The protocol expects a tenant to respond to the quantified demand within “a reasonable time” and this should also contain a suitable endorsement. Again, 56 days is suggested as reasonable and this is sufficient in most cases. It is also expected that there should be a parties’ without-prejudice meeting after the tenant sends its response to the claim – with 28 days being given as a reasonable period for this.

Can parties choose not to follow the rules?

The broad principles of the Dilapidations Protocol outlined above are sensible in order to encourage the exchange of information and reasonably timely progress in the parties’ negotiations. However, the decision as to how a pursue a dilapidations claim beyond these stages will often depend on its likely value and involve an assessment of where it is sensible to incur costs.

In high-value cases or where there is a high risk that the matter is going to end up being litigated, it makes sense to follow the protocol’s requirements more closely. However, it can be sensible not to adhere rigidly to it in some instances – to see whether the parties can reach agreement without incurring costs which could make settlement more difficult and on evidence which may not be needed. If it transpires that agreement is not possible, the parties can always review the extent to which additional steps should be taken before any court action is pursued.

For example, one of the most contentious points is whether and, if so, when to provide a “section 18 valuation” (this refers to section 18(1) of the Landlord and Tenant Act 1927). The protocol makes it clear that a landlord should quantify its loss prior to issuing proceedings by providing a detailed breakdown of the issues and consequential losses. It notes that this may be based on either: “a formal diminution valuation or an account of the actual expenditure or, where [the landlord] has carried out some but not all remedial action, a combination of both; unless, in all the circumstances, it would be unreasonable to do so”.

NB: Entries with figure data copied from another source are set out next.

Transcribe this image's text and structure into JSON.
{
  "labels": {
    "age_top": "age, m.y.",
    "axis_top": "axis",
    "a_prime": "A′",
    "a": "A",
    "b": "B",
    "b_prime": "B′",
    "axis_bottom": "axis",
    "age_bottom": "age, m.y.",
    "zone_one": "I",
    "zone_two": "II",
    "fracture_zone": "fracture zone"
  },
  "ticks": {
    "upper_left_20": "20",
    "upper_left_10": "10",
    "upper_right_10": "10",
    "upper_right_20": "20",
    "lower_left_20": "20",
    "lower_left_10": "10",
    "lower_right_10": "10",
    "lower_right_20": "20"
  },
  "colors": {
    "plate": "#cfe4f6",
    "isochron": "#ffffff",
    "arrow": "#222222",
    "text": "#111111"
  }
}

The protocol also notes that any tenant relying on a defence on the basis of diminution “must state its case for so doing and provide a diminution valuation to the landlord”.

In many instances, it is the landlord who comes under pressure to produce a diminution valuation – especially where it has not undertaken all works specified in the schedule of dilapidations. However, parties will always need to review the relevant circumstances and bear in mind that there may be instances where it would be “unreasonable” to incur costs on a diminution valuation.

Another point which can arise is the Dialpidations Protocol’s suggestion that parties should consider whether some form of alternative dispute resolution procedure would be more suitable than litigation for resolving the claim. Of course, no party can be forced to mediate and the decision as to whether to involve such a third party will often depend on costs, as well as the nature of the issues between the parties.

Unfortunately, there can sometimes be slavish reference to the protocol by parties and this can stall negotiations. Parties should bear in mind that the protocol expressly states that the court will be concerned “about whether the parties have complied in substance with the relevant principles and requirements and is not likely to be concerned with minor or technical shortcomings”. In reality, the issue of non-compliance with the protocol is likely to go to the question of costs and, even then, a judge will probably focus only on conduct which has resulted in costs being incurred unnecessarily and/or with any false representations. If you manage your case sensibly, with an appropriate exchange of evidence, then you are unlikely to be penalised.